Saturday, November 04, 2006
Solution to the Maven2 version number problem
I recently experimented with a solution to the above problem. It's now part of the SLF4J project (which has 10 or so modules).
The idea is to declare the version number for the whole project as a property, namely "aversion" (pun intended), in the parent pom. The parent pom's own version number can be anything as long as it ends with "SNAPSHOT".
Here is an excerpt from SLF4J parent pom:
<project>
...
<groupId>org.slf4j</groupId>
<artifactId>slf4j-parent</artifactId>
<version>1.0-SNAPSHOT</version>
<packaging>pom</packaging>
<name>SLF4J</name>
<properties>
<aversion>1.1.0-RC0</aversion>
</properties>
....
</project>
Child modules' version is specified via the ${aversion} property. Children's reference to their parent's version is hard coded. However, since the parent pom's version is a SNAPSHOT, child modules will see the changes in the parent pom. In particular, if the parent pom changes the value of ${aversion}, the children will see the change.

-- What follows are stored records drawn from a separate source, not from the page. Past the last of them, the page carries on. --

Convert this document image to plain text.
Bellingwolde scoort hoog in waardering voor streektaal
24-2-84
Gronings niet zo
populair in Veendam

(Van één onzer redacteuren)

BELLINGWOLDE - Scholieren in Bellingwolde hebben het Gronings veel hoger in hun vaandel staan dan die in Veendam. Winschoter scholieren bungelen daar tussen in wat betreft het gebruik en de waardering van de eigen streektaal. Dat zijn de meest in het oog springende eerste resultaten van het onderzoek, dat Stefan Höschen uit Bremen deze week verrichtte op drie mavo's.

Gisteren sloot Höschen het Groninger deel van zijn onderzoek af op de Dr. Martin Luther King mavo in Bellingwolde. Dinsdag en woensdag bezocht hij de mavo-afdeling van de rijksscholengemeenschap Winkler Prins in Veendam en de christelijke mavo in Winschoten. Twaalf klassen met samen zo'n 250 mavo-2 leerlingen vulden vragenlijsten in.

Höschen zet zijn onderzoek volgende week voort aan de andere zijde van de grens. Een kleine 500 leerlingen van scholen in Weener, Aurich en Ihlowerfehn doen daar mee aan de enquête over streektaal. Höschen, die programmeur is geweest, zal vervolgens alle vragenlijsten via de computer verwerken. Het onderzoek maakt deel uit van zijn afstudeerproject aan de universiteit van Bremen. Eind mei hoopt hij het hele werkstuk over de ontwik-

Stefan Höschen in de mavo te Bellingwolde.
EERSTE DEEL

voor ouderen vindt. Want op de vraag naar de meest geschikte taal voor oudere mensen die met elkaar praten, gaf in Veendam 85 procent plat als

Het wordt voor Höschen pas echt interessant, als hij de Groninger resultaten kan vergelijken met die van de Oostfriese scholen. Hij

Here is the pom.xml file for the slf4j-api module.
<project>
<parent>
<groupId>org.slf4j</groupId>
<artifactId>slf4j-parent</artifactId>
<version>1.0-SNAPSHOT</version>
</parent>
<modelVersion>4.0.0</modelVersion>
<groupId>org.slf4j</groupId>
<artifactId>slf4j-api</artifactId>
<version>${aversion}</version>
<packaging>jar</packaging>
<name>SLF4J API Module</name>
...
</project>
Unless I've missed something, this hack seems to work just fine. I would be interested to know whether there is a downside it.